Japan getting ready for possibly simultaneous spread of flu, COVID-19 this winter

Courtesy of the National Institute of Infectious Diseases
The omicron variant of the novel coronavirus is seen in an electron micrograph.

Anticipating the “eighth wave” of the novel coronavirus epidemic, possibly this winter, the government intends to devise countermeasures as early as October.

Due to concerns about the simultaneous spread of COVID-19 and the seasonal flu this year, the government intends to hasten efforts to get the nation’s medical system ready for such an eventuality. One of the key measures involved will be accelerating the administration of new vaccines deemed effective against the omicron variant.

“In the past, infections [with COVID-19] have spread from the end of the year to the beginning of the new year. We must fully anticipate the next spike of infections,” Health, Labor and Welfare Minister Katsunobu Kato said on a Fuji Television program aired on Sunday.

At a Friday meeting of the government’s panel on measures against the novel coronavirus, chaired by Shigeru Omi, experts began discussing new countermeasures based on the experiences gained through the seventh wave of infections.

Measures for the eighth wave will take into account the possibility of the coronavirus and the seasonal flu spreading simultaneously.

Based on assumptions that it will be unclear if some patients are infected with the coronavirus or the flu until they are tested, one issue will be how to control congestion and disorder at facilities handling outpatients with fevers.

If the number of patients who are severely ill with the flu increases, especially among elderly people, it will be necessary to secure enough hospital beds for them.

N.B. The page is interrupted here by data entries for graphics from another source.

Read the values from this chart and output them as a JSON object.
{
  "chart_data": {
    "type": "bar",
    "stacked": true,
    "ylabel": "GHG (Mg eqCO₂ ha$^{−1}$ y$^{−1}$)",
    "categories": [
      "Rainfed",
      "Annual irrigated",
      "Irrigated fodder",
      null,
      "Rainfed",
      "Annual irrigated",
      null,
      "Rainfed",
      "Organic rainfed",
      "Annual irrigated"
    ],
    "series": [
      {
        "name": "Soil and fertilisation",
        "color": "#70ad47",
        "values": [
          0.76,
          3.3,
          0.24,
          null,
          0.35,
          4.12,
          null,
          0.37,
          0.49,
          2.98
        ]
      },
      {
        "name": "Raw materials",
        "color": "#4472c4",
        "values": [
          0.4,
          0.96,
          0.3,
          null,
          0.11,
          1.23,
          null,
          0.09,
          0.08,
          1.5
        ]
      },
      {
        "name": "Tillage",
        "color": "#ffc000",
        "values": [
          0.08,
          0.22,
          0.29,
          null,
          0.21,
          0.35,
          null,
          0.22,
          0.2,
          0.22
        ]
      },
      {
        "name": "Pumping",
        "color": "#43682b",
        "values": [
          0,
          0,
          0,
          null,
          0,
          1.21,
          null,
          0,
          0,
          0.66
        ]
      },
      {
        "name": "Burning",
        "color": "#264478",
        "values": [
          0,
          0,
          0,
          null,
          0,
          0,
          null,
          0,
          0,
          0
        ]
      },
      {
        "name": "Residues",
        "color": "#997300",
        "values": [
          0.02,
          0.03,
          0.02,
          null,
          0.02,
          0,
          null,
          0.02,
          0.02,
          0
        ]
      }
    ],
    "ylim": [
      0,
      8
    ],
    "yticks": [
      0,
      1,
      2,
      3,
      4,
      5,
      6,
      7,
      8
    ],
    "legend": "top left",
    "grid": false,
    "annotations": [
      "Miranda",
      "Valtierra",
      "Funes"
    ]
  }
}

Also, people with the flu and those with COVID-19 will have to be kept in separate wards.

The ministry intends to establish a system for simultaneously vaccinating people against COVID-19 and the seasonal flu, mainly for the elderly who are at higher risk of becoming seriously ill.

Administering new vaccines deemed to be effective against the omicron variant will be key to preventing people from getting infected with the novel coronavirus and developing severe symptoms. Vaccinations are to start in stages from Tuesday.

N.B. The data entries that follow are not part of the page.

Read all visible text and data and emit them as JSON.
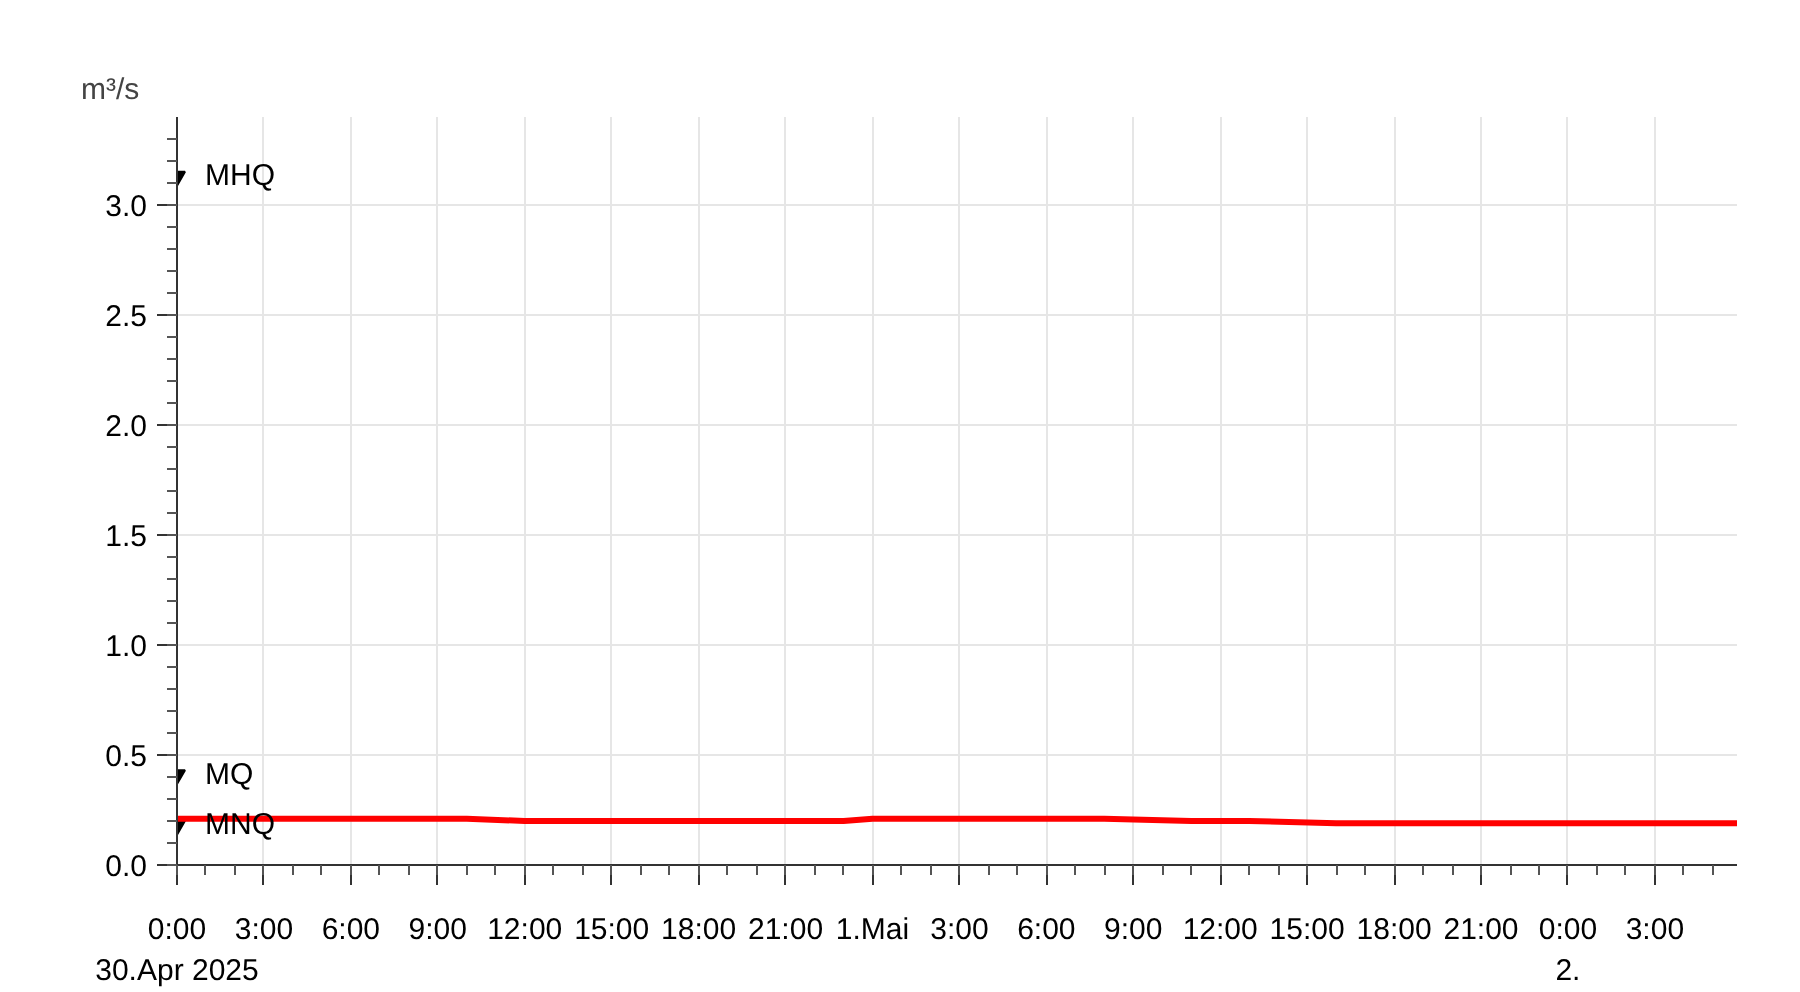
{
  "chart_data": {
    "type": "line",
    "ylabel": "m³/s",
    "x": [
      "2025-04-30T00:00",
      "2025-04-30T06:00",
      "2025-04-30T10:00",
      "2025-04-30T12:00",
      "2025-04-30T18:00",
      "2025-04-30T23:00",
      "2025-05-01T00:00",
      "2025-05-01T06:00",
      "2025-05-01T08:00",
      "2025-05-01T11:00",
      "2025-05-01T13:00",
      "2025-05-01T16:00",
      "2025-05-01T18:00",
      "2025-05-02T00:00",
      "2025-05-02T05:50"
    ],
    "series": [
      {
        "type": "scatter",
        "marker": "triangle",
        "color": "#000000",
        "x": [
          "2025-04-30T00:00",
          "2025-04-30T00:00",
          "2025-04-30T00:00"
        ],
        "values": [
          3.13,
          0.41,
          0.18
        ]
      },
      {
        "color": "#ff0000",
        "values": [
          0.21,
          0.21,
          0.21,
          0.2,
          0.2,
          0.2,
          0.21,
          0.21,
          0.21,
          0.2,
          0.2,
          0.19,
          0.19,
          0.19,
          0.19
        ]
      }
    ],
    "xlim": [
      "2025-04-30T00:00",
      "2025-05-02T05:50"
    ],
    "xticks": [
      {
        "value": "2025-04-30T00:00",
        "label": "0:00\n30.Apr 2025"
      },
      {
        "value": "2025-04-30T03:00",
        "label": "3:00"
      },
      {
        "value": "2025-04-30T06:00",
        "label": "6:00"
      },
      {
        "value": "2025-04-30T09:00",
        "label": "9:00"
      },
      {
        "value": "2025-04-30T12:00",
        "label": "12:00"
      },
      {
        "value": "2025-04-30T15:00",
        "label": "15:00"
      },
      {
        "value": "2025-04-30T18:00",
        "label": "18:00"
      },
      {
        "value": "2025-04-30T21:00",
        "label": "21:00"
      },
      {
        "value": "2025-05-01T00:00",
        "label": "1.Mai"
      },
      {
        "value": "2025-05-01T03:00",
        "label": "3:00"
      },
      {
        "value": "2025-05-01T06:00",
        "label": "6:00"
      },
      {
        "value": "2025-05-01T09:00",
        "label": "9:00"
      },
      {
        "value": "2025-05-01T12:00",
        "label": "12:00"
      },
      {
        "value": "2025-05-01T15:00",
        "label": "15:00"
      },
      {
        "value": "2025-05-01T18:00",
        "label": "18:00"
      },
      {
        "value": "2025-05-01T21:00",
        "label": "21:00"
      },
      {
        "value": "2025-05-02T00:00",
        "label": "0:00\n2."
      },
      {
        "value": "2025-05-02T03:00",
        "label": "3:00"
      }
    ],
    "ylim": [
      0,
      3.4
    ],
    "yticks": [
      {
        "value": 0,
        "label": "0.0"
      },
      0.5,
      {
        "value": 1,
        "label": "1.0"
      },
      1.5,
      {
        "value": 2,
        "label": "2.0"
      },
      2.5,
      {
        "value": 3,
        "label": "3.0"
      }
    ],
    "annotations": [
      {
        "text": "MHQ",
        "x": "2025-04-30T00:00",
        "y": 3.13
      },
      {
        "text": "MQ",
        "x": "2025-04-30T00:00",
        "y": 0.41
      },
      {
        "text": "MNQ",
        "x": "2025-04-30T00:00",
        "y": 0.18
      }
    ],
    "grid": true,
    "line_style": "solid",
    "marker": "none"
  }
}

However, while the percentage of elderly people who have received a third shot is over 90%, the overall rate of third-round vaccinations stands at only 65%. The government plans to explain the effectiveness of the new vaccines and promote inoculations among young people.

In addition, there remains the issue that during previous waves of infection, some medical institutions accepted many infected patients, while others only admitted a limited number.

If the government revises the Infectious Diseases Control Law and other laws as it hopes to during an extraordinary Diet session this fall, relatively large hospitals will be obliged to secure enough beds for COVID-19 patients and provide such services as home visits.

However, the provisions for mandatory medical services are not expected to be implemented until next year, and the details of the services to be provided will depend on agreements reached in advance between prefectural governments and medical institutions. Small and midsize medical institutions, which account for the majority, will not be obligated to provide such services even after the laws are revised.

For the time being, therefore, the government intends to ask medical institutions to provide services to the greatest extent possible as required under the current laws. It hopes to avoid a medical crisis even if the eighth wave of infections spreads further than the seventh.